From 34b70e38d29d1a54ef36d28616e68583332f488e Mon Sep 17 00:00:00 2001
From: Raph Levien <raph@google.com>
Date: Sun, 20 Apr 2014 21:33:19 -0700
Subject: [PATCH] Fix and enable NEON ladder matrix generation

The NEON code for computing the matrix for the ladder filter was almost
correct but had some bugs.

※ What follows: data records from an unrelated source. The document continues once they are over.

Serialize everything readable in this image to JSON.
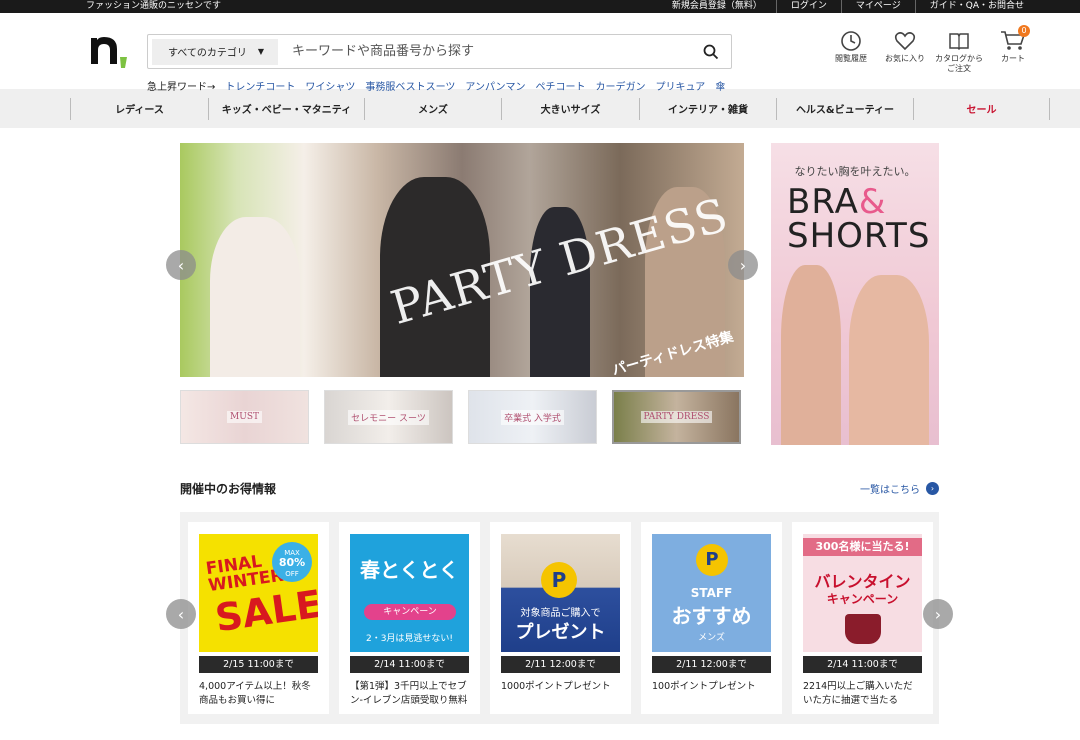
{
  "topbar": {
    "tagline": "ファッション通販のニッセンです",
    "links": [
      "新規会員登録（無料）",
      "ログイン",
      "マイページ",
      "ガイド・QA・お問合せ"
    ]
  },
  "search": {
    "category": "すべてのカテゴリ",
    "placeholder": "キーワードや商品番号から探す"
  },
  "trend": {
    "label": "急上昇ワード→",
    "words": [
      "トレンチコート",
      "ワイシャツ",
      "事務服ベストスーツ",
      "アンパンマン",
      "ペチコート",
      "カーデガン",
      "プリキュア",
      "傘"
    ]
  },
  "header_icons": {
    "history": "閲覧履歴",
    "favorites": "お気に入り",
    "catalog_line1": "カタログから",
    "catalog_line2": "ご注文",
    "cart": "カート",
    "cart_count": "0"
  },
  "nav": [
    "レディース",
    "キッズ・ベビー・マタニティ",
    "メンズ",
    "大きいサイズ",
    "インテリア・雑貨",
    "ヘルス&ビューティー",
    "セール"
  ],
  "banner": {
    "title": "PARTY DRESS",
    "subtitle": "パーティドレス特集",
    "thumbs": [
      "MUST",
      "セレモニー スーツ",
      "卒業式 入学式",
      "PARTY DRESS"
    ]
  },
  "side_ad": {
    "tagline": "なりたい胸を叶えたい。",
    "title_a": "BRA",
    "amp": "&",
    "title_b": "SHORTS"
  },
  "deals": {
    "heading": "開催中のお得情報",
    "see_all": "一覧はこちら",
    "items": [
      {
        "img_a": "FINAL",
        "img_b": "WINTER",
        "img_c": "SALE",
        "badge_a": "MAX",
        "badge_b": "80%",
        "badge_c": "OFF",
        "date": "2/15 11:00まで",
        "desc": "4,000アイテム以上！秋冬商品もお買い得に"
      },
      {
        "img_a": "春とくとく",
        "img_b": "キャンペーン",
        "img_c": "2・3月は見逃せない!",
        "date": "2/14 11:00まで",
        "desc": "【第1弾】3千円以上でセブン-イレブン店頭受取り無料"
      },
      {
        "img_a": "対象商品ご購入で",
        "img_b": "プレゼント",
        "img_c": "P",
        "date": "2/11 12:00まで",
        "desc": "1000ポイントプレゼント"
      },
      {
        "img_a": "STAFF",
        "img_b": "おすすめ",
        "img_c": "メンズ",
        "date": "2/11 12:00まで",
        "desc": "100ポイントプレゼント"
      },
      {
        "img_a": "300名様に当たる!",
        "img_b": "バレンタイン",
        "img_c": "キャンペーン",
        "date": "2/14 11:00まで",
        "desc": "2214円以上ご購入いただいた方に抽選で当たる"
      }
    ]
  },
  "colors": {
    "topbar": "#1a1a1a",
    "link": "#2857a4",
    "sale": "#c8102e",
    "accent_green": "#7dc242",
    "cart_badge": "#f0781e"
  }
}
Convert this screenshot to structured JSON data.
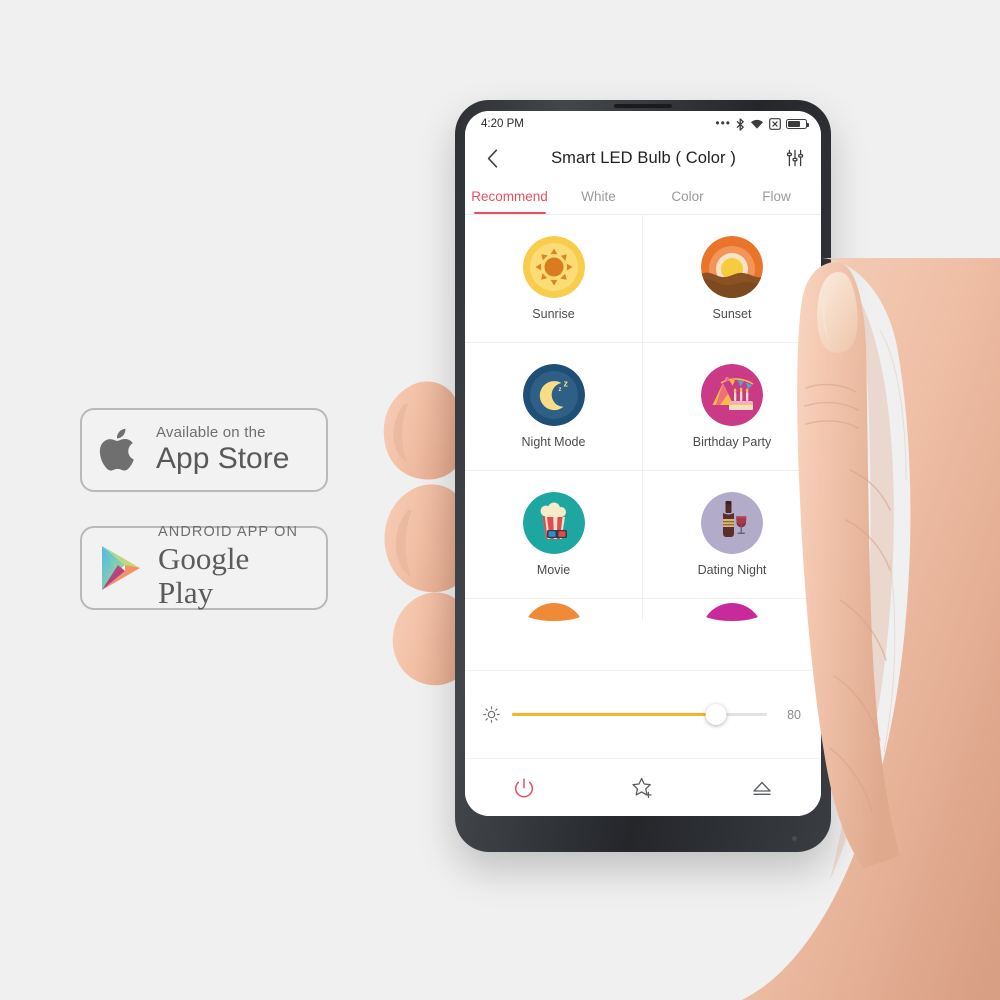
{
  "page": {
    "background_color": "#f0f0f0"
  },
  "badges": [
    {
      "name": "app-store",
      "logo": "apple-icon",
      "top_line": "Available on the",
      "main_line": "App Store"
    },
    {
      "name": "google-play",
      "logo": "google-play-icon",
      "top_line": "ANDROID APP ON",
      "main_line": "Google Play"
    }
  ],
  "phone": {
    "status_bar": {
      "time": "4:20 PM",
      "icons": [
        "more-dots-icon",
        "bluetooth-icon",
        "wifi-icon",
        "alarm-box-icon",
        "battery-icon"
      ],
      "battery_level": 74
    },
    "app_bar": {
      "back_icon": "chevron-left-icon",
      "title": "Smart LED Bulb ( Color )",
      "settings_icon": "sliders-icon"
    },
    "tabs": [
      {
        "label": "Recommend",
        "active": true
      },
      {
        "label": "White",
        "active": false
      },
      {
        "label": "Color",
        "active": false
      },
      {
        "label": "Flow",
        "active": false
      }
    ],
    "active_tab_color": "#e8505f",
    "scenes": [
      {
        "label": "Sunrise",
        "icon": "sunrise-icon",
        "color": "#f6c944"
      },
      {
        "label": "Sunset",
        "icon": "sunset-icon",
        "color": "#ec7a2e"
      },
      {
        "label": "Night Mode",
        "icon": "night-mode-icon",
        "color": "#22527c"
      },
      {
        "label": "Birthday Party",
        "icon": "birthday-party-icon",
        "color": "#cf3b87"
      },
      {
        "label": "Movie",
        "icon": "movie-icon",
        "color": "#1fa5a0"
      },
      {
        "label": "Dating Night",
        "icon": "dating-night-icon",
        "color": "#b3abcb"
      },
      {
        "label": "",
        "icon": "partial-orange-icon",
        "color": "#ef8a36"
      },
      {
        "label": "",
        "icon": "partial-magenta-icon",
        "color": "#c92a9b"
      }
    ],
    "brightness": {
      "icon": "brightness-sun-icon",
      "value": "80",
      "percent": 80,
      "fill_color": "#f5b721"
    },
    "bottom_bar": [
      {
        "icon": "power-icon",
        "color": "#e8505f"
      },
      {
        "icon": "star-add-icon",
        "color": "#5a5d60"
      },
      {
        "icon": "eject-icon",
        "color": "#5a5d60"
      }
    ]
  }
}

This patch fixes those and enables it, for
a nice speed improvement (processing time was dominated by the scalar
matrix generation).
---
 cpp/src/neon_ladder.s | 25 +++++++++++++------------
 cpp/src/resofilter.cc | 25 ++++++++++++++++++++-----
 2 files changed, 33 insertions(+), 17 deletions(-)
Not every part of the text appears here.